2. Brightness. There are a lot of affordable projectors in the 1500-2500 lumens range. They're generally not bright enough to produce good image quality with ambient lighting.

Many affordable projectors have either high resolution or high brightness. Like 5000 lumens, but only 1024x768 resolution, or 1080P HD native resolution, but only 1500 lumens. Try to find a good combination.

If you're buying a used projector on eBay or craigslist, be sure to google the model number and verify the native resolution. It's really common for people to list the supported resolution (e.g. 1080P) when it really gets down-sampled to a much lower native resolution.
posted by reeddavid at 8:51 PM on September 14, 2016

I've owned a whole bunch of projectors. I have one right now as my main setup, in fact.

Firstly, i gave up on buying xenon bulb projectors because i was tired of replacing bulbs... and bought a laser/LED hybrid one(a casio). I looked at the LG, and few other options on the market and decided they were either too weak, too hard to find, or had other downsides. There IS a 3000~ lumen 1080p LED viewsonic out there, but info was hard to find and it was $$$.
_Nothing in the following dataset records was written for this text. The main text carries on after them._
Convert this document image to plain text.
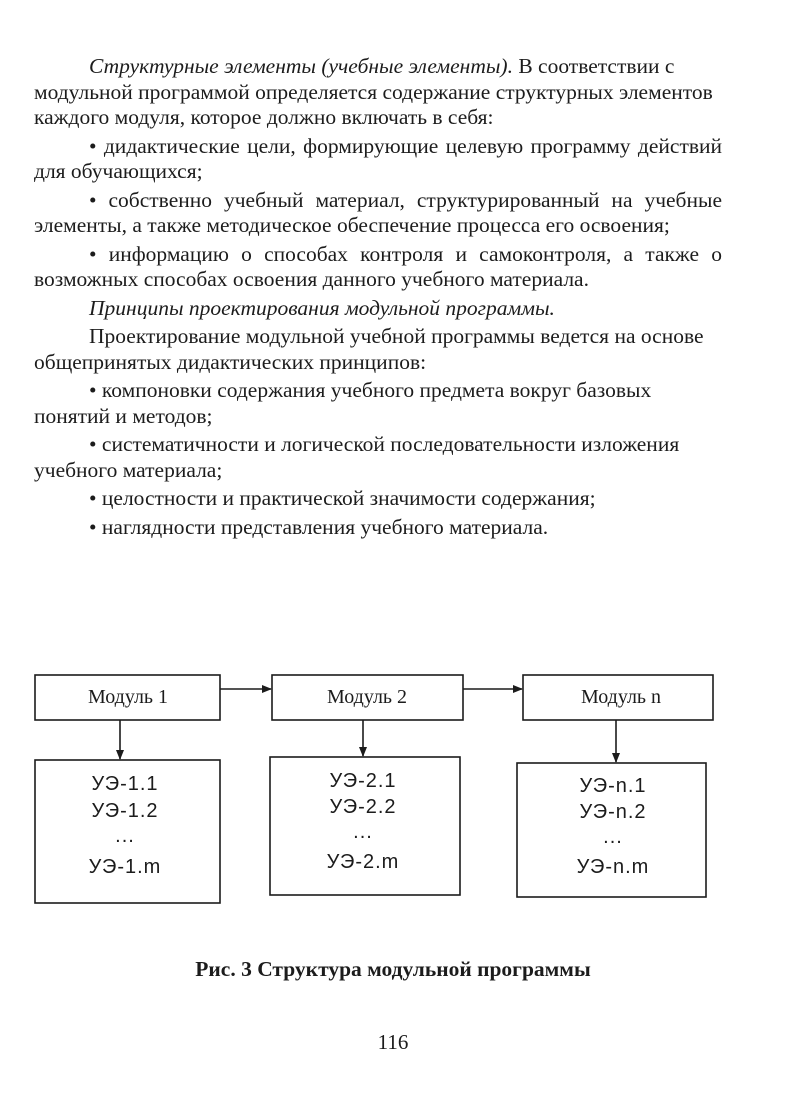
Структурные элементы (учебные элементы). В соответствии с модульной программой определяется содержание структурных элементов каждого модуля, которое должно включать в себя:

• дидактические цели, формирующие целевую программу действий для обучающихся;

• собственно учебный материал, структурированный на учебные элементы, а также методическое обеспечение процесса его освоения;

• информацию о способах контроля и самоконтроля, а также о возможных способах освоения данного учебного материала.

Принципы проектирования модульной программы.

Проектирование модульной учебной программы ведется на основе общепринятых дидактических принципов:

• компоновки содержания учебного предмета вокруг базовых понятий и методов;

• систематичности и логической последовательности изложения учебного материала;

• целостности и практической значимости содержания;

• наглядности представления учебного материала.

Модуль 1	Модуль 2	Модуль n
УЭ-1.1
УЭ-1.2
...
УЭ-1.m
УЭ-2.1
УЭ-2.2
...
УЭ-2.m
УЭ-n.1
УЭ-n.2
...
УЭ-n.m
Рис. 3 Структура модульной программы
116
Second, i bought a 2500 lumen model for a ~100in screen in a dark room and it's really not quite enough. On "full power" mode it still isn't and is loud, and on "eco" mode(which is like 2000 lumens) it's decent. It's entirely unusable during the day, and even with the blinds/curtains drawn the light leaking in makes it really washed out. This was the story with every projector i've owned before. My friend has one of the super $$$ giant sony 4k projectors and a super nice screen and it's the same story even though it's pushing out mucho power. Next time around i'm either buying a million-billionty lumen one, or setting everything up in a lightless basement. And it seems like the lumen battle never really wins.

I have the cheapest screen from amazon that was this size. It had meh reviews, but made a HUGE difference. I've seen and used nicer screens, and it's barely different. The screen mattered more than the projector.

I like it, and i like the wow factor... but i really do miss how well my super duper bright LED tv(it was a 3d model, so it had a super strong backlight to still be vibrant in that mode) could handle daylight. The sun could be shining on the damn thing.

My one sentence advice would be to buy a decent screen, and the cheapest projector that met your needs and wait for LED stuff to evolve for another year or two. A 3-4000 lumen version of like this would be perfect... but it doesn't exist.

WHat the hell is "keystone" and why does it matter?

Buy a mount that allows you to hang the projector low enough to fire straight on without using keystone. You throw away a TON of sharpness using that feature, not to mention some brightness even. It's been explained what it is, but i was shocked when i got a long-ass bracket and was able to set 0 keystone.
posted by emptythought at 9:40 PM on September 14, 2016 [1 favorite]

Another nifty option if you can't/don't want to deal with cable management and the projector being so close to your viewing position is an ultra short throw projector. LG makes some good ones that do 80" or so at 18" from the screen.

The main downside is that you can't use a high gain screen since the light is coming from such a large angle.